🤖 AI Summary
Existing knowledge distillation approaches overemphasize hard negative samples while neglecting the overall distribution of teacher model output scores, thereby limiting the student model’s ability to learn a complete preference structure and impairing its generalization. This work is the first to systematically highlight the importance of preserving the teacher’s score distribution and proposes a hierarchical sampling strategy that uniformly covers the full range of teacher-assigned scores during training. By effectively maintaining the variance and entropy of the teacher’s outputs, this method enables more comprehensive transfer of preference information. It overcomes the limitations of conventional approaches that rely solely on hard negatives and achieves significant performance gains over Top-K and random sampling baselines on both in-domain and out-of-domain dense retrieval benchmarks, demonstrating that sustaining the diversity of teacher scores is crucial for enhancing student model performance.
📝 Abstract
Transferring knowledge from a cross-encoder teacher via Knowledge Distillation (KD) has become a standard paradigm for training retrieval models. While existing studies have largely focused on mining hard negatives to improve discrimination, the systematic composition of training data and the resulting teacher score distribution have received relatively less attention.

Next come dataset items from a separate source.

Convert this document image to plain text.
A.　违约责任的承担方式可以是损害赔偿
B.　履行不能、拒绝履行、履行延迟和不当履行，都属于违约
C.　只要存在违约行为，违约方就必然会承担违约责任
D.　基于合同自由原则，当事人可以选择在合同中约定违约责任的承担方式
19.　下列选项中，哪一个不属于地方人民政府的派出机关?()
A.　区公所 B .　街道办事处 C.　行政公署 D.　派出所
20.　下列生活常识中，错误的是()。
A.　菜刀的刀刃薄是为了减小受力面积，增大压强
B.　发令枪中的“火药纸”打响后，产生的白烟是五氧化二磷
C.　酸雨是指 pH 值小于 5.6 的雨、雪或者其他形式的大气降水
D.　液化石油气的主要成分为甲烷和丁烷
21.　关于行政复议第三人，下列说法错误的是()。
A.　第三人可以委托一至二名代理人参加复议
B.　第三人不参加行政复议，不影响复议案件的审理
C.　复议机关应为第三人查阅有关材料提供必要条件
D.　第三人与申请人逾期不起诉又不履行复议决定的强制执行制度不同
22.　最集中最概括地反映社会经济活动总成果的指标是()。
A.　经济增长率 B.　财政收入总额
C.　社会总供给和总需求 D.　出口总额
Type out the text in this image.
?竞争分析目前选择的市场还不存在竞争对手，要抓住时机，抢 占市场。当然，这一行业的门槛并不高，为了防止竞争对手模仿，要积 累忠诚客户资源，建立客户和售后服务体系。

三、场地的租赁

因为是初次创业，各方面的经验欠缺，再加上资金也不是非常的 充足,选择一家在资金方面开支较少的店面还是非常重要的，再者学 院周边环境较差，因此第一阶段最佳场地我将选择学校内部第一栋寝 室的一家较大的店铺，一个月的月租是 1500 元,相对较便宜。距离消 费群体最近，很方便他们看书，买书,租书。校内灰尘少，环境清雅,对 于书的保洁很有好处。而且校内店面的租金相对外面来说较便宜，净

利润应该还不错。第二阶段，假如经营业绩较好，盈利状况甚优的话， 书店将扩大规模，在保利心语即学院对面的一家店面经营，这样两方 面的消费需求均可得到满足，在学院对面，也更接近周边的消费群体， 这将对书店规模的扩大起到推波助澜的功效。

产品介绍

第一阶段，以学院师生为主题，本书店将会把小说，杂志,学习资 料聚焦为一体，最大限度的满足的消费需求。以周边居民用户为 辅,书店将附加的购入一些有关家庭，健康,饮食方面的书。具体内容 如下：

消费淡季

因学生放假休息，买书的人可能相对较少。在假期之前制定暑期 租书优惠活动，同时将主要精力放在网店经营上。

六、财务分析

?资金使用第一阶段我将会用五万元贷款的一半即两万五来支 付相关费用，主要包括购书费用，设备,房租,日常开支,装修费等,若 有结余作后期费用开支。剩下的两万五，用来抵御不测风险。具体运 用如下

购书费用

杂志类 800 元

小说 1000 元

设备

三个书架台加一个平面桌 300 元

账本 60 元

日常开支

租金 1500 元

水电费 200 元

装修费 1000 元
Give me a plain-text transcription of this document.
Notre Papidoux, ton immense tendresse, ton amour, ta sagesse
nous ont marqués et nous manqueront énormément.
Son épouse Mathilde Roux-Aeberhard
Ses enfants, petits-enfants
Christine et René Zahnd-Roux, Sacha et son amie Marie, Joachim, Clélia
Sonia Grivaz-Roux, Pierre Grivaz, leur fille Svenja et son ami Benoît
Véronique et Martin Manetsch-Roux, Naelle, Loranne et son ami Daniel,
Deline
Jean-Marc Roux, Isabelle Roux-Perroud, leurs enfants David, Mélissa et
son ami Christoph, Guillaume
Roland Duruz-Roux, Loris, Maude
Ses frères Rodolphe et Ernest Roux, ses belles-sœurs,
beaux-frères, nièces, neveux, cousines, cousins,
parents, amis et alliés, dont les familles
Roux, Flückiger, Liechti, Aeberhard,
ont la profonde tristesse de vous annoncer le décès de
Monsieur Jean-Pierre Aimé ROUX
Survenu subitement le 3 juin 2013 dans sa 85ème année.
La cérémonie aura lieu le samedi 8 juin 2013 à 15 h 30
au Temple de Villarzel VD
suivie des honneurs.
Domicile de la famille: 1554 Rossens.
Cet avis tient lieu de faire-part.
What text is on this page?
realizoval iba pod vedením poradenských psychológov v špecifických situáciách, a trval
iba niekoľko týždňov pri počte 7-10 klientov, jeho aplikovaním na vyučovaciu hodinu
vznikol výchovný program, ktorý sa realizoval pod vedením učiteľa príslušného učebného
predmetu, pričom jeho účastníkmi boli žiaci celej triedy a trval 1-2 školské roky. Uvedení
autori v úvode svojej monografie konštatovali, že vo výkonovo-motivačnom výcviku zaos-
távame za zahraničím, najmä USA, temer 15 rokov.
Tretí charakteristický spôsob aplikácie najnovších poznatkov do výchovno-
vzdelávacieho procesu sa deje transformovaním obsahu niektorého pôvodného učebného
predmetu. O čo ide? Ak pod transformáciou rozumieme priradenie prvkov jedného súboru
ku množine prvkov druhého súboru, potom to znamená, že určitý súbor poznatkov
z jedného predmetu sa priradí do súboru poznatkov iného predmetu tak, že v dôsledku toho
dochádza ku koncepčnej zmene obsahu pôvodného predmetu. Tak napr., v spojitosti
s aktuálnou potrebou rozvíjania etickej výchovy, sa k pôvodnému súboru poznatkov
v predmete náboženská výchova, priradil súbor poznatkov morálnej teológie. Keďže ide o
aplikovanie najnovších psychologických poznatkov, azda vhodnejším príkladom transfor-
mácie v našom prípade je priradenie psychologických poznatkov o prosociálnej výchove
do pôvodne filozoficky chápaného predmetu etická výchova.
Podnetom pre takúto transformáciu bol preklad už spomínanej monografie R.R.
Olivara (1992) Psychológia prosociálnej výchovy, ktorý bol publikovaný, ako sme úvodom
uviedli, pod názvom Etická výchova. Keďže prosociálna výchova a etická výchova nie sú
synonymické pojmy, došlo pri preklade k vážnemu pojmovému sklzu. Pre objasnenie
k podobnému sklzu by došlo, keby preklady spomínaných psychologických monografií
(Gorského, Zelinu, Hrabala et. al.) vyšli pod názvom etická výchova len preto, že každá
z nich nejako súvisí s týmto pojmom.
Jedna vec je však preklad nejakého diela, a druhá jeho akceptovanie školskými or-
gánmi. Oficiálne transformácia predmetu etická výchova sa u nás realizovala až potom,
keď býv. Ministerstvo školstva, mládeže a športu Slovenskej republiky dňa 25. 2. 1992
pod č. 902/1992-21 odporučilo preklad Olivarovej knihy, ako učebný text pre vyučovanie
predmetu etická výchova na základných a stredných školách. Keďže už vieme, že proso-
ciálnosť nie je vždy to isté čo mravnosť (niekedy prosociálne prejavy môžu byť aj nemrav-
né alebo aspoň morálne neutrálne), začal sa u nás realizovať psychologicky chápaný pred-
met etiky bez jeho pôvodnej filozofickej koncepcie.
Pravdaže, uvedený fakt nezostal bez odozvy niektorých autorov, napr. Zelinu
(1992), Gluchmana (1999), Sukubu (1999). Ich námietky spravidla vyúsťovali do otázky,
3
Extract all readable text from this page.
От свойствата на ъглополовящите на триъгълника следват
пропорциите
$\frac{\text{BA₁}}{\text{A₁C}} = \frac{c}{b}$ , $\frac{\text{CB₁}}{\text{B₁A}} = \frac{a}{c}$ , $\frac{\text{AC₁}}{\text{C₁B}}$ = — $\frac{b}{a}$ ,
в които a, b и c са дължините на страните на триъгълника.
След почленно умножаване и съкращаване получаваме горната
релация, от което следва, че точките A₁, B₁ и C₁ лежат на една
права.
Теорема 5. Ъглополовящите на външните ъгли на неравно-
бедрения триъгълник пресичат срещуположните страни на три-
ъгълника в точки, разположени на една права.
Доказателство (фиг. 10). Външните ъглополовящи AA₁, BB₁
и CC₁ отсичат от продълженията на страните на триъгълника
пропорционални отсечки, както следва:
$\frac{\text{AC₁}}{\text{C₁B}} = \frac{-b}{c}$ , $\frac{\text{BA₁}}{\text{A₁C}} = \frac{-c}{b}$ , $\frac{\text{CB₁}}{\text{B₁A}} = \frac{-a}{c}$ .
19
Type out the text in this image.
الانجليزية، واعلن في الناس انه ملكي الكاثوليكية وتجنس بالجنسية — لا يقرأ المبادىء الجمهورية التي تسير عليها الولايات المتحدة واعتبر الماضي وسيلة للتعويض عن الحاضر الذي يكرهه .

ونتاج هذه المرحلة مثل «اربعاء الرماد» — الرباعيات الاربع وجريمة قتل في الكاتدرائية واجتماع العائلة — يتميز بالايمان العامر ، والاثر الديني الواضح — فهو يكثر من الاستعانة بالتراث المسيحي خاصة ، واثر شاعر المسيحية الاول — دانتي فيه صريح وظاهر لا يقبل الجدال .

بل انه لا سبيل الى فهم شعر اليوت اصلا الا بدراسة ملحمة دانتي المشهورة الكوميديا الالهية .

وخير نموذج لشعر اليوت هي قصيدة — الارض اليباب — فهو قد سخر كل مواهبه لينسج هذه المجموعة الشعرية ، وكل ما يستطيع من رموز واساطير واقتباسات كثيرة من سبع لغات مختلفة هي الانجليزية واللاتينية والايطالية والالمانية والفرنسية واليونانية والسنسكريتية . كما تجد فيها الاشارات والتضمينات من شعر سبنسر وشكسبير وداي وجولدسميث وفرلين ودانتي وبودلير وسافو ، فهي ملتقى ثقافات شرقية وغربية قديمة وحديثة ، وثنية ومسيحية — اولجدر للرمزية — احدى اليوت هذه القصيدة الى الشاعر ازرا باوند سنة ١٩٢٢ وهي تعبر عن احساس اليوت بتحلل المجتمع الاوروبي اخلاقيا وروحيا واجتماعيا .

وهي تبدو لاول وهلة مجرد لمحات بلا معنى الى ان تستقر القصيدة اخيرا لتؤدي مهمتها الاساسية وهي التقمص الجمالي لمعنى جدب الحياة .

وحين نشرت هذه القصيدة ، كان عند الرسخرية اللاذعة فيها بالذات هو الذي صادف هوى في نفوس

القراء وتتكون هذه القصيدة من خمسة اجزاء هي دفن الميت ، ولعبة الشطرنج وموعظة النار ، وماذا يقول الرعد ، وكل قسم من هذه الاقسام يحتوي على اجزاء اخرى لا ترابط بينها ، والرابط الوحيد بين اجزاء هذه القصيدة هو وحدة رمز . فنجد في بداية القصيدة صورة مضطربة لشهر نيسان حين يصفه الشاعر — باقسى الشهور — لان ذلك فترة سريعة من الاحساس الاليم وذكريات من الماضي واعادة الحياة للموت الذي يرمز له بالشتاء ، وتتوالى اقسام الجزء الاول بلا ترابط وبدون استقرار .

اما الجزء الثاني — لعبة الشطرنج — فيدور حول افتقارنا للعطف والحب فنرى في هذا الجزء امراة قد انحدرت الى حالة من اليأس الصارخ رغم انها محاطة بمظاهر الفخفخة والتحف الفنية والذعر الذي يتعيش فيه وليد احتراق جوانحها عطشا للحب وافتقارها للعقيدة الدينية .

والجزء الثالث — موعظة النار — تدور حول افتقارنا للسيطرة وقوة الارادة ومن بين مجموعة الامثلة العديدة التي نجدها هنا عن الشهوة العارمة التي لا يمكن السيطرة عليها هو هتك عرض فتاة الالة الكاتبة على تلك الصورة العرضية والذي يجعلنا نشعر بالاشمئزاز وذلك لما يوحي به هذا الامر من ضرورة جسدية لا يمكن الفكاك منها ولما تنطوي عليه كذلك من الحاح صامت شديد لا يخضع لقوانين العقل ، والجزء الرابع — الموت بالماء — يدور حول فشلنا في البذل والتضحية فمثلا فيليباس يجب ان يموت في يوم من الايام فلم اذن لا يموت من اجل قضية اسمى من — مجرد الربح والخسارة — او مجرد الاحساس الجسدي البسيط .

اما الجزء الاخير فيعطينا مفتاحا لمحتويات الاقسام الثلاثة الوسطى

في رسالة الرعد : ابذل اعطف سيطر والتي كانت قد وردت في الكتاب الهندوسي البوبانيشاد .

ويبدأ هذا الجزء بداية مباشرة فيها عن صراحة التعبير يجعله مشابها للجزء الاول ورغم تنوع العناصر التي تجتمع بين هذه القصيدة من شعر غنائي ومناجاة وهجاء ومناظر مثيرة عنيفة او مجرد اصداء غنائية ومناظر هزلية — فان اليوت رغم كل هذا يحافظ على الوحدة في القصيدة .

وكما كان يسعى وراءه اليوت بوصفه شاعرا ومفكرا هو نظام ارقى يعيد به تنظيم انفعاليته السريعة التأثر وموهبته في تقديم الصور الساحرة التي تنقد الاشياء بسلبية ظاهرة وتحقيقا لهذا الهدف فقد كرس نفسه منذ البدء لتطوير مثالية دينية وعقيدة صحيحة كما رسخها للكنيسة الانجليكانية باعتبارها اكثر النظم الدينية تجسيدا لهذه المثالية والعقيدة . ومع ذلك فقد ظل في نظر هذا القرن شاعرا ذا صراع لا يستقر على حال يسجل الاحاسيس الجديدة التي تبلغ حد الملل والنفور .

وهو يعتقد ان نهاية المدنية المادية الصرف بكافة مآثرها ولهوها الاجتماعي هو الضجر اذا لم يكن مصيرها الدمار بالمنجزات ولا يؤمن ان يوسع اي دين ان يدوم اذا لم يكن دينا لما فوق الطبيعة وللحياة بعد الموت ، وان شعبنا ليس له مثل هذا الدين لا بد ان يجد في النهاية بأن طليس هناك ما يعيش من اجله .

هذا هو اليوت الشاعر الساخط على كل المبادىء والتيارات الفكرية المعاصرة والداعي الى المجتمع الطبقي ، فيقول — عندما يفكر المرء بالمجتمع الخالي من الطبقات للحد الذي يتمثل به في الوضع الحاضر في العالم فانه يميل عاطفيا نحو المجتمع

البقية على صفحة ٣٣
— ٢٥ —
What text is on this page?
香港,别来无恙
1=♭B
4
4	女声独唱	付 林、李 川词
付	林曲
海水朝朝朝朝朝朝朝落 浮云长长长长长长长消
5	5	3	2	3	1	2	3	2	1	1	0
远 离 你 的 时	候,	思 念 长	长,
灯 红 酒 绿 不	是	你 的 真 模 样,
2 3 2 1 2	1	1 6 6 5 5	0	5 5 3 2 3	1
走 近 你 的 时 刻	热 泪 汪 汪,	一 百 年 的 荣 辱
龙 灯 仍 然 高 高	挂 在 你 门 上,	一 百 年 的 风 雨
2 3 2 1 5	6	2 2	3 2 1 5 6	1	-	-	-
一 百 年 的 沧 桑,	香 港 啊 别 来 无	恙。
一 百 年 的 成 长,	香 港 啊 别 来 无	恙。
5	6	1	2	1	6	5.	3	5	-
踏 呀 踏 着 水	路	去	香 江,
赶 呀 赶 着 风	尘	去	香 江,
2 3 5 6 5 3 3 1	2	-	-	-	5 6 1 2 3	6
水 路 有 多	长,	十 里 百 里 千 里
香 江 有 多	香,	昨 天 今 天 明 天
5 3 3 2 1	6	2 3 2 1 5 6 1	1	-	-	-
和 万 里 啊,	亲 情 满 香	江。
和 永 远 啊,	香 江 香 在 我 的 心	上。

In this work, we highlight that focusing solely on hard negatives prevents the student from learning the comprehensive preference structure of the teacher, potentially hampering generalization. To effectively emulate the teacher score distribution, we propose a Stratified Sampling strategy that uniformly covers the entire score spectrum. Experiments on in-domain and out-of-domain benchmarks confirm that Stratified Sampling, which preserves the variance and entropy of teacher scores, serves as a robust baseline, significantly outperforming top-K and random sampling in diverse settings. These findings suggest that the essence of distillation lies in preserving the diverse range of relative scores perceived by the teacher.